Configuring hdfs-site.xml

Now, we will configure the replication factor for HDFS files. To set the replication to 1, change the content of the <configuration> section of hdfs-site.xml so that it looks similar to the following code:

<configuration>
   <property>
   <name>dfs.replication</name>
   <value>1</value>
 </property>
</configuration>

Note

We will run Hadoop in the pseudo-distributed mode. In order to do this, we need to configure the YARN resource manager. YARN handles the resource management and scheduling responsibilities in the Hadoop cluster so that the data processing and data storage components can focus on their respective tasks.

Configuring yarn-site.xml

Configure yarn-site.xml in order to configure the auxiliary service name and classes, as shown in the following code:

<configuration>
<property>
   <name>yarn.nodemanager.aux-services</name>
   <value>mapreduce_shuffle</value>
</property>
<property>
   <name>yarn.nodemanager.aux-services.mapreduce.shuffle.class</name>
   <value>org.apache.hadoop.mapred.ShuffleHandler</value>
</property>
</configuration>

Configuring mapred-site.xml

Hadoop provides mapred-site.xml.template, which you can rename to mapred-site.xml and change the content of the <configuration> section to the following code; this will ensure that the MapReduce jobs run on YARN as opposed to running them in-process locally:

<configuration>  
  <property>
    <name>mapred.job.tracker</name>
    <value>yarn</value>
  </property>
</configuration>

The format distributed filesystem

We have already configured all the Hadoop daemons, including HDFS, YARN, and the JobTracker. You may already be aware that HDFS relies on NameNode and DataNodes. NameNode contains the storage-related metadata, whereas DataNode stores the real data in the form of blocks. When you set up your Hadoop cluster, it is required to format NameNode before you can start using HDFS. We can do so with the following command:

$ hadoop namenode -format

Note

If you were already using the data nodes of HDFS, do not format the name node unless you know what you are doing. When you format NameNode, you will lose all the storage metadata, just as the blocks are distributed among DataNodes. This means that although you didn't physically remove the data from DataNodes, the data will be inaccessible to you. Therefore, it is always good to remove the data in DataNodes when you format the NameNode.

Starting Hadoop daemons

Now, we have all the prerequisites set up along with all the Hadoop daemons. In order to run our first MapReduce job, we need all the required Hadoop daemons running.

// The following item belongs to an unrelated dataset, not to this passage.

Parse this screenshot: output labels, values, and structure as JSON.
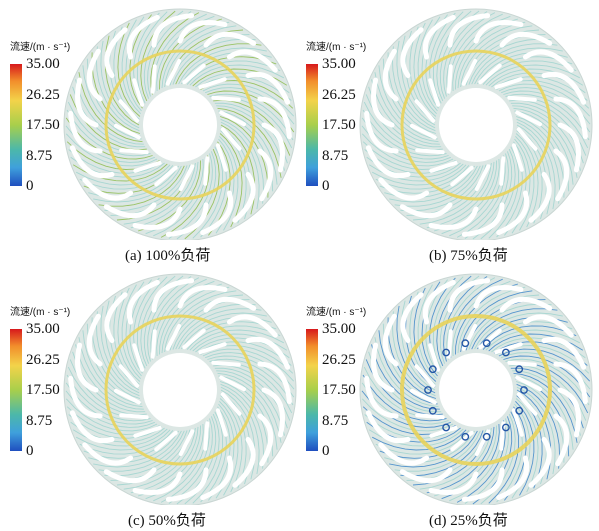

Let's start with HDFS using the following command. This command starts the NameNode, SecondaryNameNode, and DataNode daemons:

$ start-dfs.sh

The next step is to start the YARN resource manager using the following command (YARN will start the ResourceManager and NodeManager daemons):

$ start-yarn.sh

If the preceding two commands were successful in starting HDFS and YARN, you should be able to check the running daemons using the jps tool (this tool lists the running JVM process on your machine):

$ jps

If everything worked successfully, you should see the following services running:

13386 SecondaryNameNode
13059 NameNode
13179 DataNode
17490 Jps
13649 NodeManager
13528 ResourceManager